The top part will calculate the sum of sales amount sliced by the first subcategory.
The double ampersand means “this” and “that”, so if you take this together it means “if the sales in subcategory1 are > 0 AND the sales in subcategory2 are zero, then return a 1 or zero”. This is a flag we’ll use for filtering later.
Now let’s look at what this looks like to setup. Here is our tabular model design. In this design we have the internet sales table and the customer table, which we’ve talked about. And the two subcategory tables. We’ll choose mountain bikes from the first one, and from subcategory2 we’ll choose helmets.
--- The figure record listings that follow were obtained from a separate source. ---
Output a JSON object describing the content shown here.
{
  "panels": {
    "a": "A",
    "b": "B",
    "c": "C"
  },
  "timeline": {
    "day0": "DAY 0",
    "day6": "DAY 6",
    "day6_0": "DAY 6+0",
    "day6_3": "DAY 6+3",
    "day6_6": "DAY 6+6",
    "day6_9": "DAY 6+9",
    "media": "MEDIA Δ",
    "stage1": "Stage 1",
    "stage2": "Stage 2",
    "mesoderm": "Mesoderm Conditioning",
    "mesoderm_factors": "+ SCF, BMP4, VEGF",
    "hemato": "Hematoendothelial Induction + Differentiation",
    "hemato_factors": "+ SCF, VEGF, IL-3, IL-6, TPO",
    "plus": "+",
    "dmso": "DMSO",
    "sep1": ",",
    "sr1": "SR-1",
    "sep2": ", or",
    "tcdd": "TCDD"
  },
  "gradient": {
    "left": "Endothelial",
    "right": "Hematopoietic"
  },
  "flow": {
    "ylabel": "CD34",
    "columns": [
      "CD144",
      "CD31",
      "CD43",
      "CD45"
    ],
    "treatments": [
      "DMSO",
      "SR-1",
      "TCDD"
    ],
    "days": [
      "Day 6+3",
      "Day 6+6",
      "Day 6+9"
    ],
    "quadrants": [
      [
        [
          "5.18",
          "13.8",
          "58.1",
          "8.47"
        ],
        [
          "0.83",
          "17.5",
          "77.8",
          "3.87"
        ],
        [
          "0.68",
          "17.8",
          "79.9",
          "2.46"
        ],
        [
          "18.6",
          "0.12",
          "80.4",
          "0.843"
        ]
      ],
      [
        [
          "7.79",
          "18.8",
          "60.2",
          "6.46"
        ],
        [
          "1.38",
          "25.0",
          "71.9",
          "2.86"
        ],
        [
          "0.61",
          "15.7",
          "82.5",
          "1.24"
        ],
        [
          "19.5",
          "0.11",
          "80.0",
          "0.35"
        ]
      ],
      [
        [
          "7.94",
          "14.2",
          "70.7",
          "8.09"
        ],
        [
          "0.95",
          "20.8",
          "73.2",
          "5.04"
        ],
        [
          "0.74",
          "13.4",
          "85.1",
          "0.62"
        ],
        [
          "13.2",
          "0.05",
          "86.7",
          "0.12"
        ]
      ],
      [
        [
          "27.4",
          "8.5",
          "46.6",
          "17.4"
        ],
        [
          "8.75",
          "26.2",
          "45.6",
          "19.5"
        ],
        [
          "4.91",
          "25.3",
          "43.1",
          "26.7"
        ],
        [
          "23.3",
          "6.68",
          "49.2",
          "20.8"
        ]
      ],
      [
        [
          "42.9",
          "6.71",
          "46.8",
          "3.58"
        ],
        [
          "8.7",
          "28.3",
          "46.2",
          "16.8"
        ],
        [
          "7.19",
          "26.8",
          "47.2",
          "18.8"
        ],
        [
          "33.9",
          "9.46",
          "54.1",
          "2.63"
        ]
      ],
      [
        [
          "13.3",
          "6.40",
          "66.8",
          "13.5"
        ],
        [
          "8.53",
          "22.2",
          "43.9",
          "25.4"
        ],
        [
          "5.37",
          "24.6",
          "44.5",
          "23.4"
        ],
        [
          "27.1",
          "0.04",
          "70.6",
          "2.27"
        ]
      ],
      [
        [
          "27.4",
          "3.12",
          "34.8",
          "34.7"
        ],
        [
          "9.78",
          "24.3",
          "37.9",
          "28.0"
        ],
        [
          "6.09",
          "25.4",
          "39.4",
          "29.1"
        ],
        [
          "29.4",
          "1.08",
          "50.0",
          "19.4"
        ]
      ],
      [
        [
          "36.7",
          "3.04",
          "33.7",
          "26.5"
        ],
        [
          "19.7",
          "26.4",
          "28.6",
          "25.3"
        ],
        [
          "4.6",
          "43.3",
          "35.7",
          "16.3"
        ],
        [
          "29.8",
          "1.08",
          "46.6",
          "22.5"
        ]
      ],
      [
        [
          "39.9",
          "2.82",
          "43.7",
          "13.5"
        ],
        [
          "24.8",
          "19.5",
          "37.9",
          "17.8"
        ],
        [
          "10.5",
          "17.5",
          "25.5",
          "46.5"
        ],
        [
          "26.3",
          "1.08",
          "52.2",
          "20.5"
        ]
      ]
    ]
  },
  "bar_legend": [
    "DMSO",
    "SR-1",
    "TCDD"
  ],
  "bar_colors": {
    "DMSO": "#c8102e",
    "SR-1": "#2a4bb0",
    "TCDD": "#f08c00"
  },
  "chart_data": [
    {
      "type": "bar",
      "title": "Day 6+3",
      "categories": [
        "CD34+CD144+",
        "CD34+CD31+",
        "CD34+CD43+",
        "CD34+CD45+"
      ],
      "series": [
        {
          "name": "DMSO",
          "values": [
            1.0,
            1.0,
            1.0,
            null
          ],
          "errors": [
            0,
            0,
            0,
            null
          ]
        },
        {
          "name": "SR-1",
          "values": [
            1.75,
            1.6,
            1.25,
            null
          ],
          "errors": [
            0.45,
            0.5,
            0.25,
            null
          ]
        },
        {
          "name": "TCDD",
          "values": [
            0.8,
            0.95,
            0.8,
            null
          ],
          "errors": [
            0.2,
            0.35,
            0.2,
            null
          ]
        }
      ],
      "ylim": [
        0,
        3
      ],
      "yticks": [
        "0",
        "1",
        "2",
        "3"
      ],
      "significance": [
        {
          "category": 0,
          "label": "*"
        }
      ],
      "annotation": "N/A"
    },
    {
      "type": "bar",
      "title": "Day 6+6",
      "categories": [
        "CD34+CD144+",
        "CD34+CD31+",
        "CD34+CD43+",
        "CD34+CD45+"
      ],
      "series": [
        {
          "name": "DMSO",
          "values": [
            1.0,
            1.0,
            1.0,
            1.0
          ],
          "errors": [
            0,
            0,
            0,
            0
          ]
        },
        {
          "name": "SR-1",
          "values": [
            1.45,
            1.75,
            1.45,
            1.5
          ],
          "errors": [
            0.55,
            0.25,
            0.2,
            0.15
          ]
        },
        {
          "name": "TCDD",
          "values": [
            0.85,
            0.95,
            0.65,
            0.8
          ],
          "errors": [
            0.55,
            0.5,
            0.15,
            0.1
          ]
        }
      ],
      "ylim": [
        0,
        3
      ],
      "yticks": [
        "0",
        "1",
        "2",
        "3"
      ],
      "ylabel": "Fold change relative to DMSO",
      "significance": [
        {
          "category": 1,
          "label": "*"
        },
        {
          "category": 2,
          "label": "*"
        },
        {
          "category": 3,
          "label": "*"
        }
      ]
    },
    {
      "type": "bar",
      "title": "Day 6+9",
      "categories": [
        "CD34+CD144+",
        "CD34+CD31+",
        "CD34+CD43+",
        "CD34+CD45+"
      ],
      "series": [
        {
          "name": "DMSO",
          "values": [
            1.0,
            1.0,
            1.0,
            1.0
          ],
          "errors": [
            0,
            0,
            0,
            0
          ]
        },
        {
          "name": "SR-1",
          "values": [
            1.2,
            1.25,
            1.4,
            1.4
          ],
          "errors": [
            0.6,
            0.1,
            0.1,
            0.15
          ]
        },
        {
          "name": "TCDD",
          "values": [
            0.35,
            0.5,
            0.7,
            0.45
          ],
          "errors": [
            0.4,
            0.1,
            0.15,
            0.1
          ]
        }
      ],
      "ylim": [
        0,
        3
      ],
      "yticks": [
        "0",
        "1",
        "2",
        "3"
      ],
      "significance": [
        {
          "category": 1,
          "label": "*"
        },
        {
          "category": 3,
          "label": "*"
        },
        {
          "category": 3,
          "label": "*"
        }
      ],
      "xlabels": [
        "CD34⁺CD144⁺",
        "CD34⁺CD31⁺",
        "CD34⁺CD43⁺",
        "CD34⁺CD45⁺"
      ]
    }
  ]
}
If we look at the relationships, there’s an active relationship to Subcategory. That’s the relationship we use most of the time. We’ve also set an inactive relationship to Subcategory2. It’s definition is the same, but the active checkbox is cleared. That’s the relationship that we’re turning on when we are calculating the sum for subcategory2.
Here’s our other subcategory sales, that’s the same thing we had on the slide. Then the “no purchase” measure is defined here (the same as on the slide).
When we’re in Excel it looks like this. Here’s our standard query, listing out the customers and their sales. But if I want to see what the sales are in helmets for these customers, I could flip back and forth, but it’s too difficult because the customer list is changing.
So what I’ll do instead is choose my “other subcategory sales”. Initially it’ll list out all sales, so the total is bigger than the Internet sales total. Let’s add the slicer on Subcategory2, and format it.
Let’s look at the “helmet example: how many customers have we sold mountain bikes to that haven’t purchased helmets? This one hasn’t, and we want to identify this customer. This customer has not purchased a bike but has purchased a helmet. Some of these have purchased neither product.
That’s a lot of information to go through, so let’s use that final calculation that we designed, and that was the “No Purchase” flag. If we turn that flag on, we’ll have a calculation that will show “1″ for the customers we’re looking for and “0″ for the customers we’re not. We can set a filter so that we list only the “NoPurchase=1″ customers. That will give us just a list of customers who purchased mountain bikes from us, but have not purchased helmets.
We can take this list of customer IDs and send a mailer out to them because we think, “Well, they’ve purchased a mountain bike, and they should get a helmet from us.”